Шостаковичу пришлось пройти через нечто похожее. 7 февраля 1936 года, на другой день после опубликования в “Правде” редакционной статьи “Балетная фальшь”, являвшейся сталинским разгромом его поставленного в Большом театре балета “Светлый ручей”, композитор был призван председателем недавно созданного Комитета по делам искусств Платоном Керженцевым на собеседование. Чиновник хотел выяснить реакцию Шостаковича на сталинскую публичную порку. До личного разговора Сталин либо не снизошел, либо, что вероятнее, на него не решился – не хотел показать себя профаном в музыкальных тонкостях.

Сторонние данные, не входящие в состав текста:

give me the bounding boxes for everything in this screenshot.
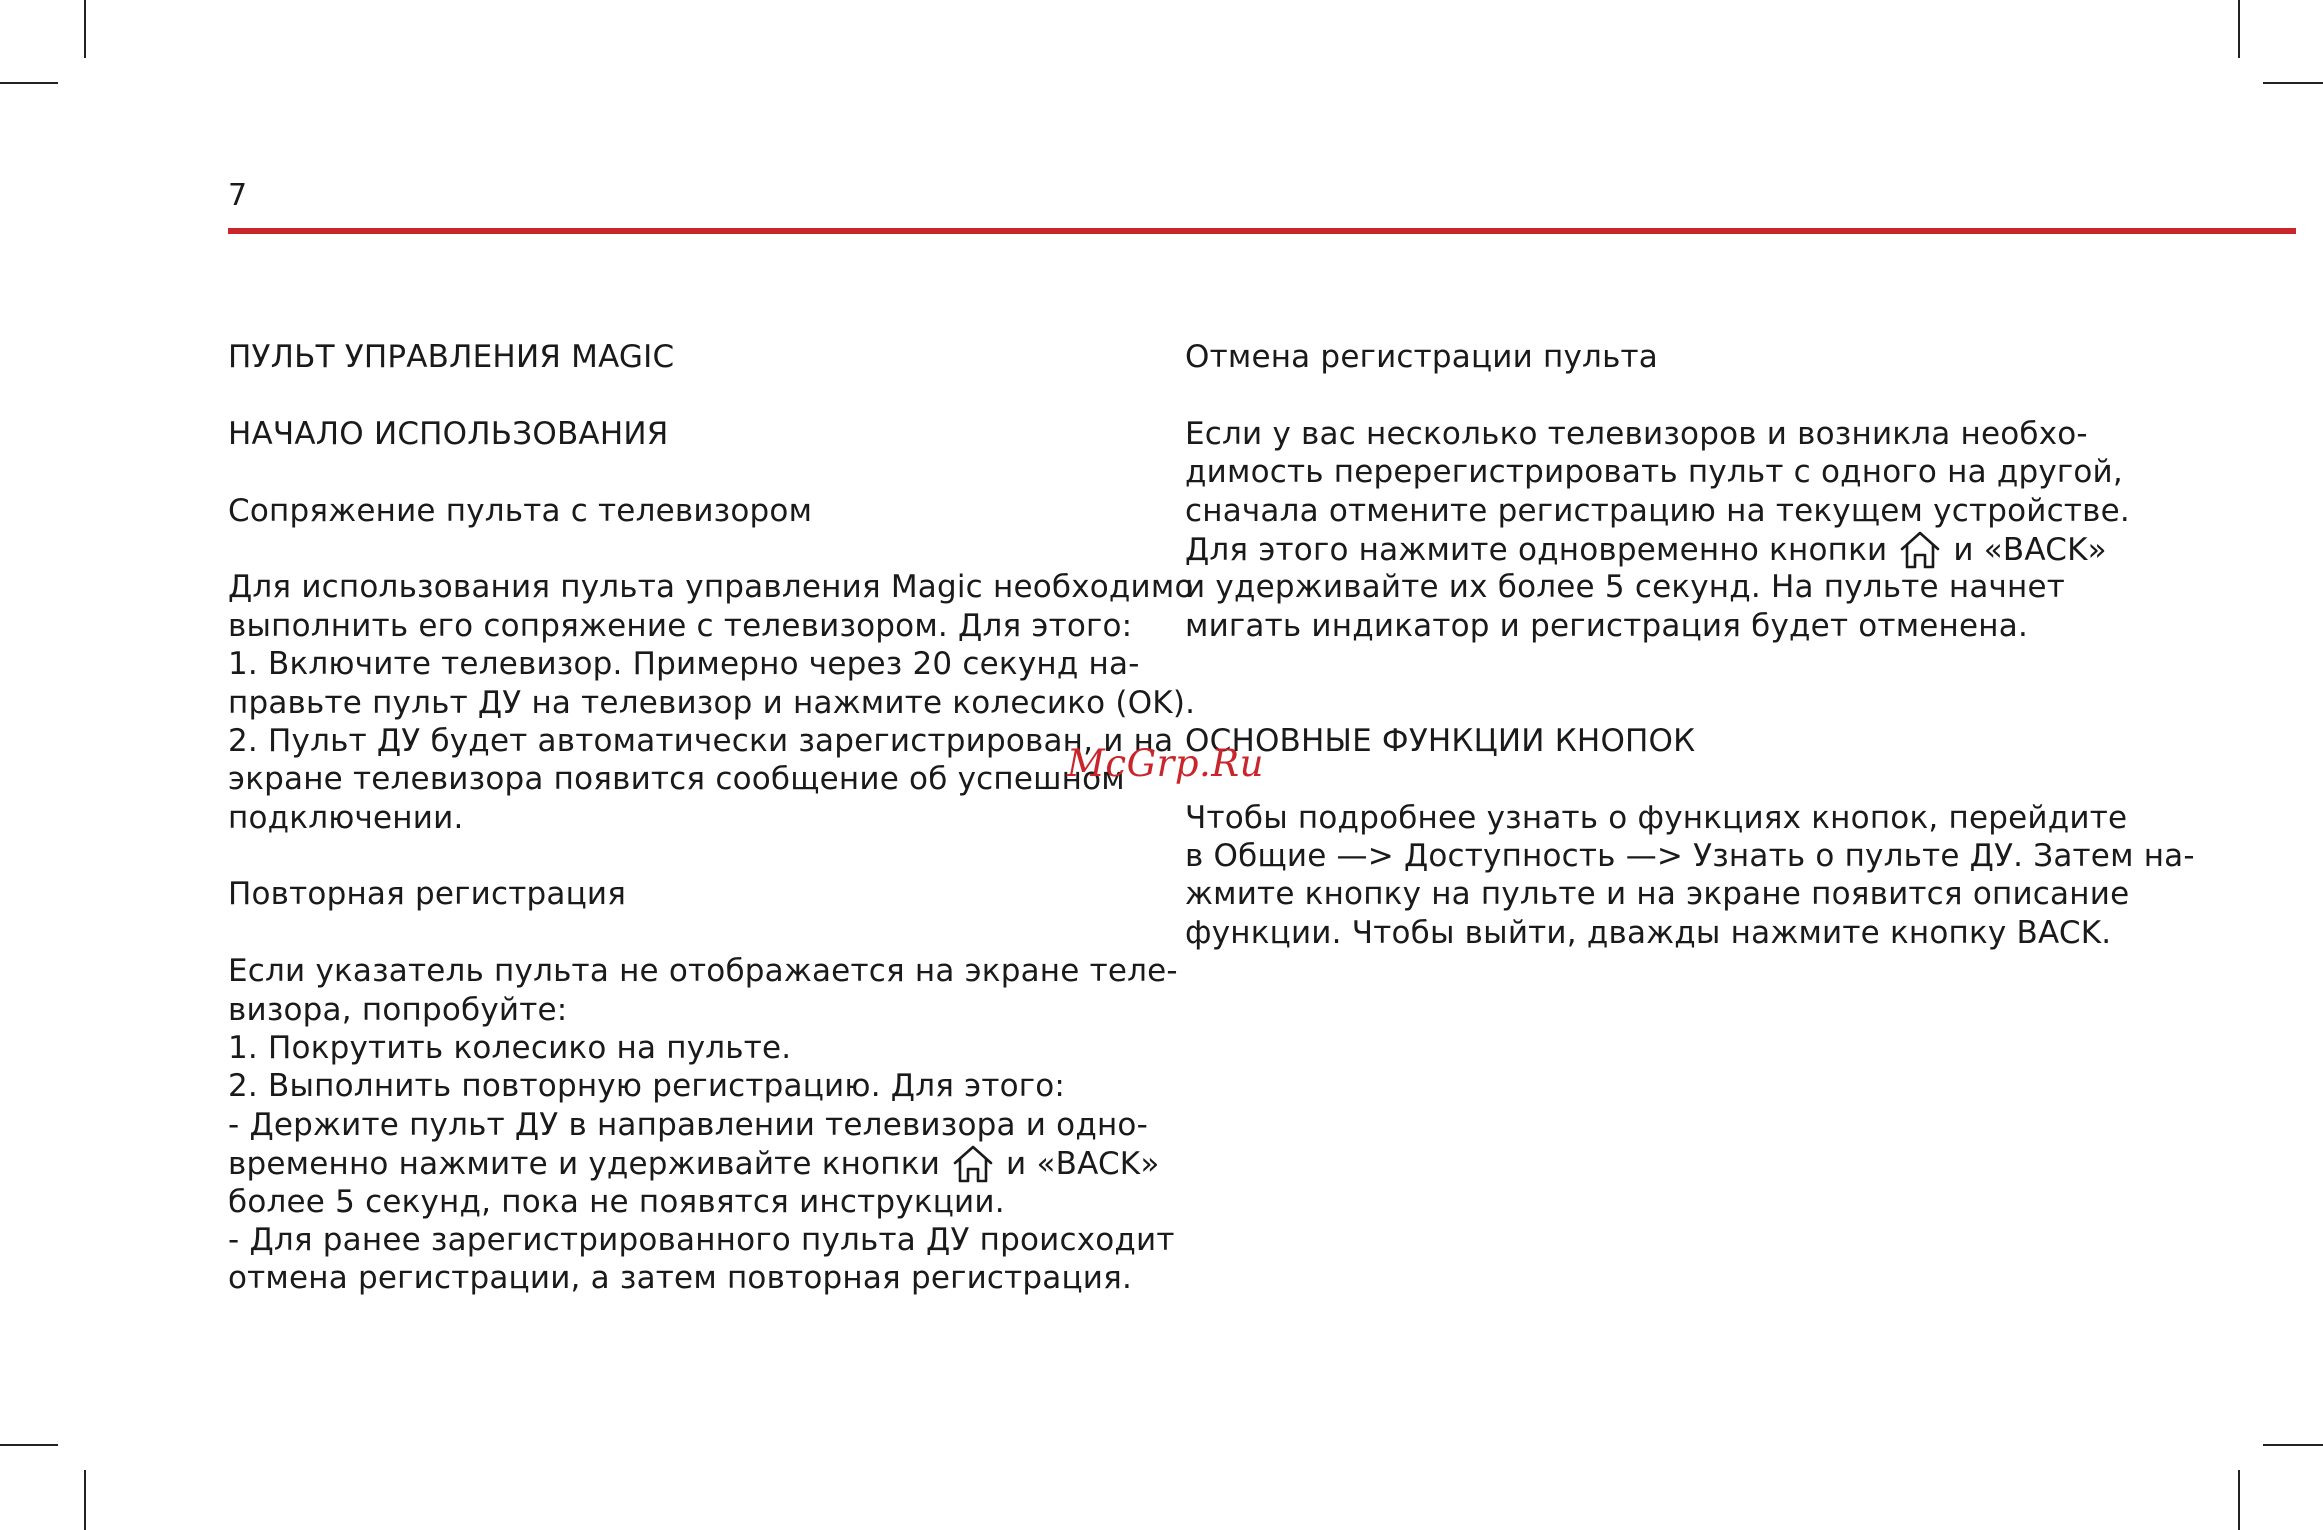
reregistration-text-line: 2. Выполнить повторную регистрацию. Для этого: <box>228 1068 1066 1105</box>
pairing-text-line: Для использования пульта управления Magic необходимо <box>228 569 1194 606</box>
reregistration-text-line: - Держите пульт ДУ в направлении телевизора и одно- <box>228 1106 1148 1143</box>
icon-line-text-before: Для этого нажмите одновременно кнопки <box>1185 531 1888 568</box>
document-title: ПУЛЬТ УПРАВЛЕНИЯ MAGIC <box>228 339 675 375</box>
unregister-icon-line <box>1185 530 2195 568</box>
reregistration-text-line: 1. Покрутить колесико на пульте. <box>228 1030 792 1067</box>
crop-mark <box>2238 1470 2240 1530</box>
unregister-text-line: сначала отмените регистрацию на текущем устройстве. <box>1185 492 2130 529</box>
reregistration-text-line: визора, попробуйте: <box>228 991 568 1028</box>
page-number: 7 <box>228 178 248 213</box>
home-icon <box>952 1144 994 1184</box>
home-icon <box>1899 530 1941 570</box>
crop-mark <box>84 1470 86 1530</box>
functions-text-line: в Общие —> Доступность —> Узнать о пульте ДУ. Затем на- <box>1185 838 2195 875</box>
reregistration-text-line: - Для ранее зарегистрированного пульта ДУ происходит <box>228 1221 1175 1258</box>
unregister-text-line: мигать индикатор и регистрация будет отменена. <box>1185 607 2029 644</box>
pairing-text-line: 2. Пульт ДУ будет автоматически зарегистрирован, и на <box>228 722 1174 759</box>
right-column <box>1185 338 2195 952</box>
unregister-text-line: Если у вас несколько телевизоров и возникла необхо- <box>1185 415 2088 452</box>
watermark: McGrp.Ru <box>1067 742 1264 785</box>
functions-text-line: функции. Чтобы выйти, дважды нажмите кнопку BACK. <box>1185 914 2112 951</box>
pairing-text-line: экране телевизора появится сообщение об успешном <box>228 761 1125 798</box>
icon-line-text-after: и «BACK» <box>1953 531 2107 568</box>
reregistration-heading: Повторная регистрация <box>228 876 627 913</box>
reregistration-text-line: отмена регистрации, а затем повторная регистрация. <box>228 1260 1133 1297</box>
section-heading: НАЧАЛО ИСПОЛЬЗОВАНИЯ <box>228 415 669 452</box>
pairing-text-line: выполнить его сопряжение с телевизором. Для этого: <box>228 607 1133 644</box>
functions-text-line: жмите кнопку на пульте и на экране появится описание <box>1185 876 2130 913</box>
pairing-text-line: правьте пульт ДУ на телевизор и нажмите колесико (OK). <box>228 684 1196 721</box>
unregister-text-line: и удерживайте их более 5 секунд. На пульте начнет <box>1185 569 2066 606</box>
pairing-text-line: 1. Включите телевизор. Примерно через 20 секунд на- <box>228 646 1140 683</box>
left-column <box>228 338 1195 1298</box>
pairing-heading: Сопряжение пульта с телевизором <box>228 492 813 529</box>
functions-heading: ОСНОВНЫЕ ФУНКЦИИ КНОПОК <box>1185 722 1696 759</box>
crop-mark <box>2238 0 2240 58</box>
functions-text-line: Чтобы подробнее узнать о функциях кнопок, перейдите <box>1185 799 2128 836</box>
crop-mark <box>0 82 58 84</box>
crop-mark <box>2263 82 2323 84</box>
reregistration-icon-line <box>228 1144 1195 1182</box>
crop-mark <box>2263 1444 2323 1446</box>
icon-line-text-before: временно нажмите и удерживайте кнопки <box>228 1146 941 1183</box>
unregister-text-line: димость перерегистрировать пульт с одного на другой, <box>1185 454 2123 491</box>
reregistration-text-line: Если указатель пульта не отображается на экране теле- <box>228 953 1178 990</box>
icon-line-text-after: и «BACK» <box>1006 1146 1160 1183</box>
pairing-text-line: подключении. <box>228 799 464 836</box>
crop-mark <box>0 1444 58 1446</box>
reregistration-text-line: более 5 секунд, пока не появятся инструкции. <box>228 1183 1005 1220</box>
unregister-heading: Отмена регистрации пульта <box>1185 339 1658 375</box>
header-rule <box>228 228 2296 234</box>
crop-mark <box>84 0 86 58</box>
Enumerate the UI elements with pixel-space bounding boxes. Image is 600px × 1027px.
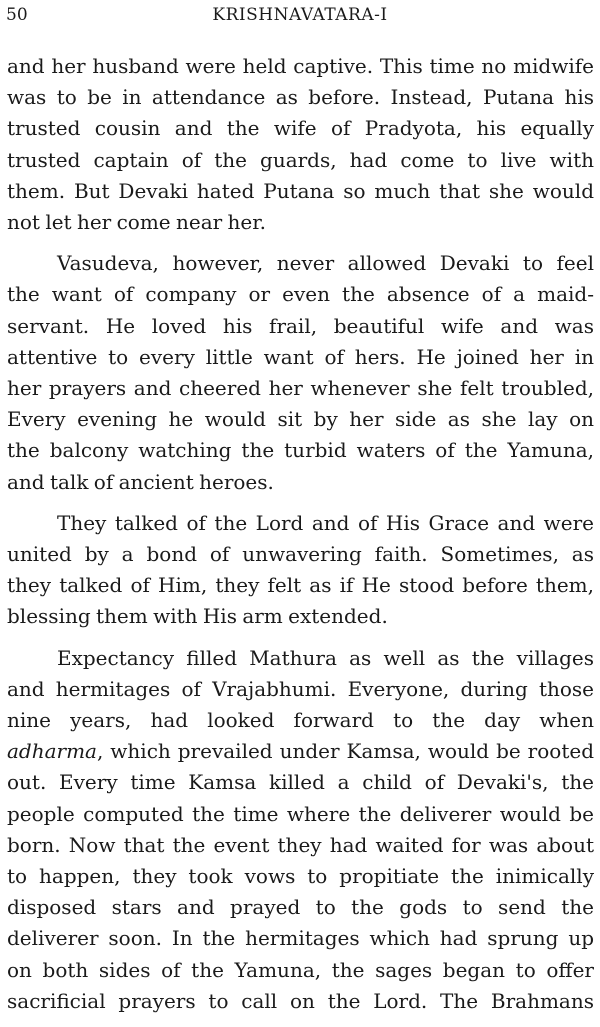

Сохранился рапорт Керженцева
[413], направленный им Сталину после этой встречи. Через Керженцева композитору передали два предложения: первое – поездить по деревням Советского Союза и, записав народные песни, выбрать из них и гармонизовать сто лучших; второе – перед тем как он начнет писать новую оперу или балет, представить наверх либретто на проверку. Шостакович в обоих случаях ответил согласием, но, как мы знаем, не выполнил ни одного, ни другого своего обещания.
Но Сталин также поставил перед Шостаковичем каверзный вопрос, аналогичный тому, который Николай I когда-то задал Пушкину: “Какие выводы он сделал для себя из статей в «Правде»? Признаёт ли он полностью критику его творчества?”
Мы знаем, что Шостакович думал на самом деле об этой “критике”. От “Леди Макбет” он отказываться не собирался, решительно заявив другу в приватной беседе: “Если мне отрубят обе руки, я буду все равно писать музыку, держа перо в зубах”. Но Керженцеву он этого не сказал, а поступил по-пушкински мудро, ответив, что “бо́льшую часть он признаёт, но всего еще не осознал”.
Сталина, как и Николая I в свое время, подобный ответ, по-видимому, удовлетворил. Многие тогда ожидали, что “формалист” Шостакович будет репрессирован – ведь видные партийные начальники в те дни публично грозили, что к “формалистам”, которых уже приравнивали к контрреволюционерам, “будут приняты все меры воздействия вплоть до физических”.
Но Сталин, вопреки этим ожиданиям, решил Шостаковича не трогать. Вместо этого он обратил свое внимание на Большой театр. А там, как того и следовало ожидать, спешно прошли организованные собрания, на которых обсуждались руководящие статьи в “Правде” о “формализме” и “натурализме” – тем более что они напрямую касались спектаклей, показанных именно Большим (опера и балет Шостаковича).